As part of her ruling, the judge gave state lawmakers and the new governor an April deadline to come up with a plan to comply with her ruling, which specifically pertains to Native American students, English-language learners and students with disabilities.
In an unprecedented move in recent state history, Lujan Grisham has turned to Morales as her administration’s public face for education-related issues, as she has yet to name a Cabinet secretary for the Public Education Department.
And Morales, a former state senator who was sworn in as New Mexico’s lieutenant governor on Jan. 1, brings some pertinent qualifications to the task.
He is currently the nation’s only Hispanic lieutenant governor and is also believed to be the only lieutenant governor with a doctoral degree in education, according to his office.
And he was a special education teacher until leaving the classroom in 2004.
“There’s a lot of work that’s ahead of us, and we’ve already jumped in to change the culture of how things are done,” Morales said in an interview Wednesday, referring to state-level oversight of New Mexico’s 89 school districts and charter schools.
He also told the Journal he expects to be closely involved with PED even after a Cabinet secretary is eventually named.
When it comes to the landmark court ruling, Morales touted more than $500 million in additional public school spending proposed by Lujan Grisham for the coming budget year, but also said compliance won’t come down to dollars alone.
Lujan Grisham’s first executive orders as governor dealt with eliminating PARCC, the annual standardized test used by the state since 2014 for students in third through 11th grades, and directing Morales and others to come up with a new system by this summer.
“What the court case created was a sense of urgency,” Morales said, adding that many education professionals had already been calling for action to address shortcomings in the state’s public school system.
“We’re shifting the focus away from the result of what a test would show to more qualitative measures” that are aimed at giving teachers more creativity to do their jobs, he said. “There’s hope (among educators) there is going to be some relief on the way.”
Alhtough some previous governors have all but locked lieutenant governors out of the decision-making process, Lujan Grisham has not only given Morales oversight responsibilities but also the authority to start hiring PED deputy secretaries.

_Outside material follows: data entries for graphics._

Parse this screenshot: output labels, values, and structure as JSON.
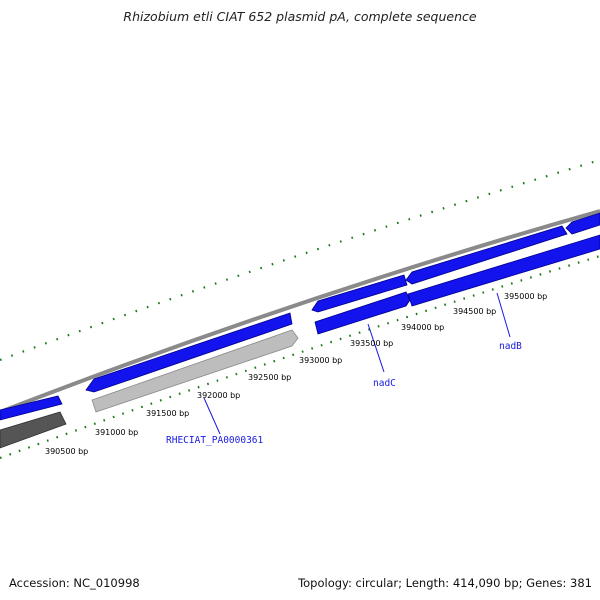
{
  "title": "Rhizobium etli CIAT 652 plasmid pA, complete sequence",
  "footer": {
    "accession": "Accession: NC_010998",
    "stats": "Topology: circular; Length: 414,090 bp; Genes: 381"
  },
  "colors": {
    "gene_blue": "#1313ee",
    "gene_blue_dark": "#00008b",
    "gene_gray_light": "#bdbdbd",
    "gene_gray_dark": "#555555",
    "backbone": "#8a8a8a",
    "tick_green": "#1a7a1a",
    "gene_label": "#1a1adf"
  },
  "position_labels": [
    "390500 bp",
    "391000 bp",
    "391500 bp",
    "392000 bp",
    "392500 bp",
    "393000 bp",
    "393500 bp",
    "394000 bp",
    "394500 bp",
    "395000 bp"
  ],
  "gene_labels": [
    "RHECIAT_PA0000361",
    "nadC",
    "nadB"
  ]
}
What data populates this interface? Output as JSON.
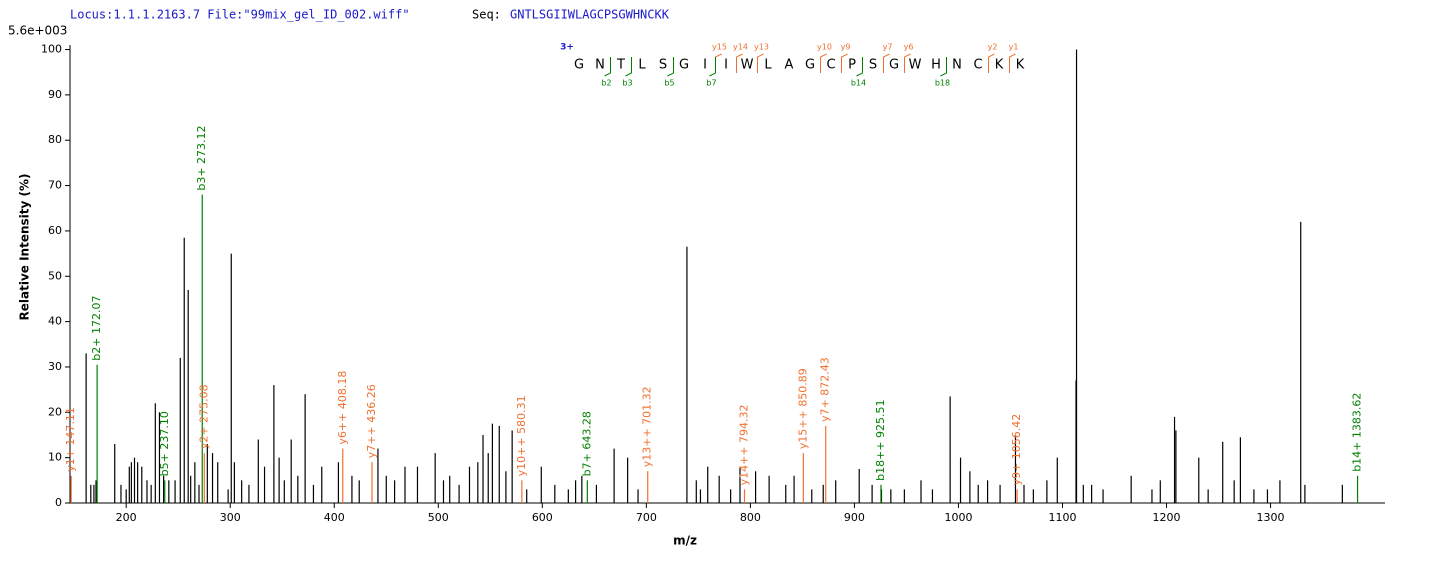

He has already started doing that, picking former Legislative Education Study Committee deputy director Tim Hand as one top PED official.
Morales is also making the short walk almost daily from the Roundhouse to the Jerry Apodaca Building, which houses the Public Education Department, and has been meeting frequently with PED staffers in the Lieutenant Governor’s Office.
That might explain why most of the office’s walls are still bare more than two weeks after Morales became its new occupant.
“It’s been energizing,” Morales said. “I wouldn’t have wanted to start my term as lieutenant governor any other way.”